Atualmente em cartaz a peça Meu último amor acabou antes de ontem, escrita e dirigida por Júnior Marks, jovem dramaturgo que, este ano, foi ganhador do Festival de Teatro no Ceará na categoria de melhor ator com Vitorino Rodrigues por meio de “17 minutos antes de você”, traz aos palcos as dores e os dilemas da geração que está entre o final dos vinte anos e o início dos trinta, quando os projetos que haviam sido delineados na primeira juventude tomam direções (im)previstas e acabam por levar a novos questionamentos e a experiências que colocarão em xeque certezas estabelecidas.
Com uma montagem que segue os padrões de uma leitura de texto, apresentando cenário que se resume a quatro cadeiras e alguns objetos de cena e figurinos compostos por roupas comuns, de uso cotidiano, a peça segue a linha dos últimos textos escritos e encenados pela novíssima geração de autores/diretores: produções de baixo custo, que têm no arranjo dramatúrgico desafiador e no desempenho dos atores seu foco principal. Era assim que deveria ser! Acontece que o espetáculo não foi dirigido. A Impressão que tenho é que os atores foram jogados no palco e passaram a tagarelar o texto. Marks cria um confessionário que sempre pende o espetáculo para um lado do palco. Os atores não conseguem nem mesmo ser ouvidos!
A Melhor apresentação deste trabalho (que possui um bom propósito) foi dentro do Projeto “TEATRO POPULAR R$1,99”. Ali o Elenco estava afinado e todos os adolescentes (público alvo da peça) conseguiram se apaixonar pela “gostosa” protagonista que hoje foi trocada e não passa de um estereótipo das passarelas (MAGRA E SEM GRAÇA). Gostaria que avisassem ao diretor deste espetáculo que ele não é DIRETOR. É Ator, SÓ ISSO! No caso de Meu último amor acabou antes de ontem, as ideias se organizam como o resultado de POUQUÍSSIMO trabalho proposto por um grupo de atores diante de um texto que querem montar, no qual alguns personagens da mesma faixa etária dos intérpretes se veem diante de dilemas amorosos e profissionais típicos da geração que está se iniciando no processo de maturidade. Isto significa que a peça vai tangenciar temas como a insatisfação profissional, a dificuldade de se ter um projeto comum numa vida a dois, a união homoafetiva e o sexo casual.

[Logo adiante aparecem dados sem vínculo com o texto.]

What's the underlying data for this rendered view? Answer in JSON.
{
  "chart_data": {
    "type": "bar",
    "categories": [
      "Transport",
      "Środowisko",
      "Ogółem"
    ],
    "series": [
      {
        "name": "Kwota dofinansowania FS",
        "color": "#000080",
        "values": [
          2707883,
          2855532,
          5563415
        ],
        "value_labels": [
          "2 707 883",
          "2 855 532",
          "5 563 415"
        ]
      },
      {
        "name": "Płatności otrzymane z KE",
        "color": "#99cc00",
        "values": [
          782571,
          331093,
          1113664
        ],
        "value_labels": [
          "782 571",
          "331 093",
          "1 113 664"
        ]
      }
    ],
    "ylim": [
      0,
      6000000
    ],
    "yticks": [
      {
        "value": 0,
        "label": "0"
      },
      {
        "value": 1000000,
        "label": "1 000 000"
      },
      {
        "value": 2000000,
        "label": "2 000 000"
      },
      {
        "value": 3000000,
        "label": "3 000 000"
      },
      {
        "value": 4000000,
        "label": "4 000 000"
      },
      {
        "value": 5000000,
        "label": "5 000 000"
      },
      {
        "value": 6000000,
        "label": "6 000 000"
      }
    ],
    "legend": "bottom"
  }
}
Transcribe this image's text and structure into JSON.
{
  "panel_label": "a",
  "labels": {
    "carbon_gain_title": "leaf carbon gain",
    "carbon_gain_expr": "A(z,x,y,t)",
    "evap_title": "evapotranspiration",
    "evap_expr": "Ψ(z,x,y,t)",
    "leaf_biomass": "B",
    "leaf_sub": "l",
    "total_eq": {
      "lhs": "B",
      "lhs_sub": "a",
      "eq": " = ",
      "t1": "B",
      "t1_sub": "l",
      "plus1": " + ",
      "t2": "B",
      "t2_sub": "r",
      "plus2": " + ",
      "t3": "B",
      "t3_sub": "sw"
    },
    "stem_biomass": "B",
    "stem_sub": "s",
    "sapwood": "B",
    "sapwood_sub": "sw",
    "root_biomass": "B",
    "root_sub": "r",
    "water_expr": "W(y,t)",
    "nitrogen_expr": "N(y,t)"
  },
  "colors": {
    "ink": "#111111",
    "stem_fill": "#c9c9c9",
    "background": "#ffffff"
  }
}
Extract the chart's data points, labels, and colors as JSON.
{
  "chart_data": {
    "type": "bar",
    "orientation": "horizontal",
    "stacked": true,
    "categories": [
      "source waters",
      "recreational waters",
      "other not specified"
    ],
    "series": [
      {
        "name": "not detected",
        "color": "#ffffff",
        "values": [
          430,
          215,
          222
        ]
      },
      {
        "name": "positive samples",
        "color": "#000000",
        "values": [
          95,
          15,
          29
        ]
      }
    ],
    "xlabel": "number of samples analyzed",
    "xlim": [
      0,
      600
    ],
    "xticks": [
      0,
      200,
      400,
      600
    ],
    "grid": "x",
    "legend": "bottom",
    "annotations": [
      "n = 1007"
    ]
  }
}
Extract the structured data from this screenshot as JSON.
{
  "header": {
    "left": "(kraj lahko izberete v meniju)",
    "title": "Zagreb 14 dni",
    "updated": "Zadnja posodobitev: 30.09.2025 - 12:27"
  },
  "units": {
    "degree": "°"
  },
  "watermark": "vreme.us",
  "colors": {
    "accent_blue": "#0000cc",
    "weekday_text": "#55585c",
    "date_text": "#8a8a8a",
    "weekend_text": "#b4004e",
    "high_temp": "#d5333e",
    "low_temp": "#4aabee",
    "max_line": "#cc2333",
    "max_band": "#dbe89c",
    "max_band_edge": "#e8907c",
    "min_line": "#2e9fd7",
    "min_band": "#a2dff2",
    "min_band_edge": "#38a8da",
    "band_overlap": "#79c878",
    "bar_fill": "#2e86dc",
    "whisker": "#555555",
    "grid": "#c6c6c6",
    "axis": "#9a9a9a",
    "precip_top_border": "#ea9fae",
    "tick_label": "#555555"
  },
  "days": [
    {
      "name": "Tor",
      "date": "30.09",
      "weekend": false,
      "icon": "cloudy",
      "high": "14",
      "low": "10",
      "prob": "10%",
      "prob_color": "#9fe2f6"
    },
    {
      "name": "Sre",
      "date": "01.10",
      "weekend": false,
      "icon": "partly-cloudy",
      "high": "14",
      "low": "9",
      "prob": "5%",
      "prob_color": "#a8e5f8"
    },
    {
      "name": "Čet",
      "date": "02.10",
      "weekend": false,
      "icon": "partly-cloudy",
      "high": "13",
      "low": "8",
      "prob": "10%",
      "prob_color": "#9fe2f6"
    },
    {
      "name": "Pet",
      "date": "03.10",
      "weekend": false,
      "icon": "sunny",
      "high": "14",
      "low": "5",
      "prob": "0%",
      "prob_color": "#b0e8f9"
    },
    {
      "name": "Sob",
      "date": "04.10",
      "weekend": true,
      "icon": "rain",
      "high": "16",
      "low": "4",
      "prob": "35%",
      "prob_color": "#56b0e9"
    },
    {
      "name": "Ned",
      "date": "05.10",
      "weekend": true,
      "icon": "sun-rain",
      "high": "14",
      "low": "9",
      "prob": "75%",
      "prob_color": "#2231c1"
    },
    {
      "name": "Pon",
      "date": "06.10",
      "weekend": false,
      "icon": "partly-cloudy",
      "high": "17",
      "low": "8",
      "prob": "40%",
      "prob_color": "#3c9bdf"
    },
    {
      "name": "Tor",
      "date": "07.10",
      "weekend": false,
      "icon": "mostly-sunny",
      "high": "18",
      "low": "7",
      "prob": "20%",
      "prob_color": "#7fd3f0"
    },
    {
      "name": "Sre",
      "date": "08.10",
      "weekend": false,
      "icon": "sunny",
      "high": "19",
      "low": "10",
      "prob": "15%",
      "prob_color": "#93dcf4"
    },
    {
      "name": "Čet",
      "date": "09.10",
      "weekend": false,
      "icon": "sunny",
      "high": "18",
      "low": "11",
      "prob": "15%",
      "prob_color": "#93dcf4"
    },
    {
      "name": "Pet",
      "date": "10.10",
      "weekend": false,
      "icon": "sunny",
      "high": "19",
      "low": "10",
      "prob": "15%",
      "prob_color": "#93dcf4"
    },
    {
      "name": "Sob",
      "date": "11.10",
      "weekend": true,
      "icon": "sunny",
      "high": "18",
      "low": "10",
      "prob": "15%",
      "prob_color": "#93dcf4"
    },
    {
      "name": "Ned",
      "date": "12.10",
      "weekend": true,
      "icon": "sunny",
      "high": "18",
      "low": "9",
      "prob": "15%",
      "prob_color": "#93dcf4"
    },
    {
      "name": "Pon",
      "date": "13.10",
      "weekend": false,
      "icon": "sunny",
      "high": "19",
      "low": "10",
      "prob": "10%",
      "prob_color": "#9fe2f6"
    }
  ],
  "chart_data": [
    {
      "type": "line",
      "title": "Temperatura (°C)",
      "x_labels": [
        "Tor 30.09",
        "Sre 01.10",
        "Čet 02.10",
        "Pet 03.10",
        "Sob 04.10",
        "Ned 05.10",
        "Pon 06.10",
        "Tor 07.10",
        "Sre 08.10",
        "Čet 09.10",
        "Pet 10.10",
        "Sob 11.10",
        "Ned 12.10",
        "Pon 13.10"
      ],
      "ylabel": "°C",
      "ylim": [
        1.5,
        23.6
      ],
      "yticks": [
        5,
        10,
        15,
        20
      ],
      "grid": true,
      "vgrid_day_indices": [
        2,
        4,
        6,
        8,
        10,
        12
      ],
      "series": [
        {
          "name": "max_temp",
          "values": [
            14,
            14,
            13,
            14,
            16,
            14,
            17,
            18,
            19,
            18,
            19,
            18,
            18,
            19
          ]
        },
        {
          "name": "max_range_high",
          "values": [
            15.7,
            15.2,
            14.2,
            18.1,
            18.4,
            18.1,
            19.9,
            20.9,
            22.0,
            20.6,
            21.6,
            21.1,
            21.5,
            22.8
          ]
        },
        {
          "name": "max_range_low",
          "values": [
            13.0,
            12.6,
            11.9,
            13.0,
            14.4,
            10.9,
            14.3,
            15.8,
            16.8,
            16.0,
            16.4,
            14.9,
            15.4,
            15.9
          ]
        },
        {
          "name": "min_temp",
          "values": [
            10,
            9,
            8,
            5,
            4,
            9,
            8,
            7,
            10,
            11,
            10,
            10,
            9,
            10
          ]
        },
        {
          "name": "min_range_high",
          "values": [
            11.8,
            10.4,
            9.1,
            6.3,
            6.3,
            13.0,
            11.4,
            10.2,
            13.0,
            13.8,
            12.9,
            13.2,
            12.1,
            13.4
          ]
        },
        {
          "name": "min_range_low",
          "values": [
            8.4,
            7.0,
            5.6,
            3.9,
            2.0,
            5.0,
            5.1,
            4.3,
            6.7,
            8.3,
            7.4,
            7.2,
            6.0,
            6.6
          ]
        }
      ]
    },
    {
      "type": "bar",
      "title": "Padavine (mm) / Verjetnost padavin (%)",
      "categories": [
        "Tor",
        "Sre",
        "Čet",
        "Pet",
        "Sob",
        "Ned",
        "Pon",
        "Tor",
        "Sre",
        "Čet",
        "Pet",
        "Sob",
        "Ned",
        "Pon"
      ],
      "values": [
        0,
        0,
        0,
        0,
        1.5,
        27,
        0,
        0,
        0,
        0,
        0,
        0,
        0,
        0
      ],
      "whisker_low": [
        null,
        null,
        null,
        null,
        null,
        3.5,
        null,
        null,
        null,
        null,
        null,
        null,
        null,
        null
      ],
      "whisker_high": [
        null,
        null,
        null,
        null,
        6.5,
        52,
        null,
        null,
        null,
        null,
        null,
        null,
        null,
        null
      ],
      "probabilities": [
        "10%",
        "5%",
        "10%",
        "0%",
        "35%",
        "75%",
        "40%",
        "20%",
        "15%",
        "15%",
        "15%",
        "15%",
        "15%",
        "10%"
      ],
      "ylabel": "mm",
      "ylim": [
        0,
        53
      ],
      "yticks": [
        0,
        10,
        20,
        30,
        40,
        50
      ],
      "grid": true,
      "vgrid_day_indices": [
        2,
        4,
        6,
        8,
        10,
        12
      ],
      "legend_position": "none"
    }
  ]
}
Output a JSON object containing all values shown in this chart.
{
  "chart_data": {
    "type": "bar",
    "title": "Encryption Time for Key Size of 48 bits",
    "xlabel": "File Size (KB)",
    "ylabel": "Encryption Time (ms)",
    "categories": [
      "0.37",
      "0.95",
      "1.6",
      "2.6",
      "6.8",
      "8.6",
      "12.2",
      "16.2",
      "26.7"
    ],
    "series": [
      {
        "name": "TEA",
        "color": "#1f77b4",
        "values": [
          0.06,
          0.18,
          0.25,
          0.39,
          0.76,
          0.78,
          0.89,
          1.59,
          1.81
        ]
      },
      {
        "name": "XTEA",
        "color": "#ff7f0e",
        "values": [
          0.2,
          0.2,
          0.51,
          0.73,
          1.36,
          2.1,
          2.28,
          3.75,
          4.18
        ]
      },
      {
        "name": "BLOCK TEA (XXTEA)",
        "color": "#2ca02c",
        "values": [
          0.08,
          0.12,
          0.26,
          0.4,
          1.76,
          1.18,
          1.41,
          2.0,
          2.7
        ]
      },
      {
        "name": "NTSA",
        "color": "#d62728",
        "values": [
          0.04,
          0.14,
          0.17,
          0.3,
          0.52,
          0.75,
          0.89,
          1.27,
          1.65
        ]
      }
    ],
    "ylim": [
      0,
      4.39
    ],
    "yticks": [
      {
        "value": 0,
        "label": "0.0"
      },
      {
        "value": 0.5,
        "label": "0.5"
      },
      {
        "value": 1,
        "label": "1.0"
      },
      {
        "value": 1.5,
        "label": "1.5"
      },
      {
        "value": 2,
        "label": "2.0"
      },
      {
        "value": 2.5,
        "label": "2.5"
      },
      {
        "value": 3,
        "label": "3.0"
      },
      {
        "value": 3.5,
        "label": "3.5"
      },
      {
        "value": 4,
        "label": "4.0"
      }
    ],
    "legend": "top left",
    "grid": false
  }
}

Digo tangenciar porque o objetivo do texto não é explorar em profundidade essas temáticas ou propor análises mais sólidas de comportamento; ao contrário, seu alvo é a própria afirmação da instabilidade e da impossibilidade de se pensar em termos mais firmes e fixos a aventura humana abordada. E se recusa a “ser profundo”!
Eu adoro teatro. Então, apesar dos pesares, ainda tenho a esperança de que vá acontecer algo. No momento, as çoisas realmente andam muito ruins, sem estímulo. Os próprios patrocínios nem sempre são suficientemente criteriosos, muitas vezes se dá dinheiro para çoisas que não valem nada, e outras coisas que estão esperando desesperadamente para serem bem-feitas, não o conseguem. Acho que precisaria haver mais preocupação com a qualidade. Já vi muitas loucuras, algumas por "originalidade", outras só por incompetência. Sempre digo que, hoje, época em que o preço do ingresso do teatro não está lá essas coisas, um mau espetáculo cria um voto de castidade por dois anos. Prejudica todo mundo. A pessoa não perdoa! Meu último amor acabou antes de ontem já deveria ter ACABADO há mais tempo.
P.S.:Elenco atual: Adriana Campelo, Flávia Souza, Jerônimo Maciel, Junior Marks e Eristóteles Pegado. É uma pena eu não saber QUEM ERAM os atores do elenco anterior! Alguns permanecem! Para a TRAGÉDIA da peça, outros saíram!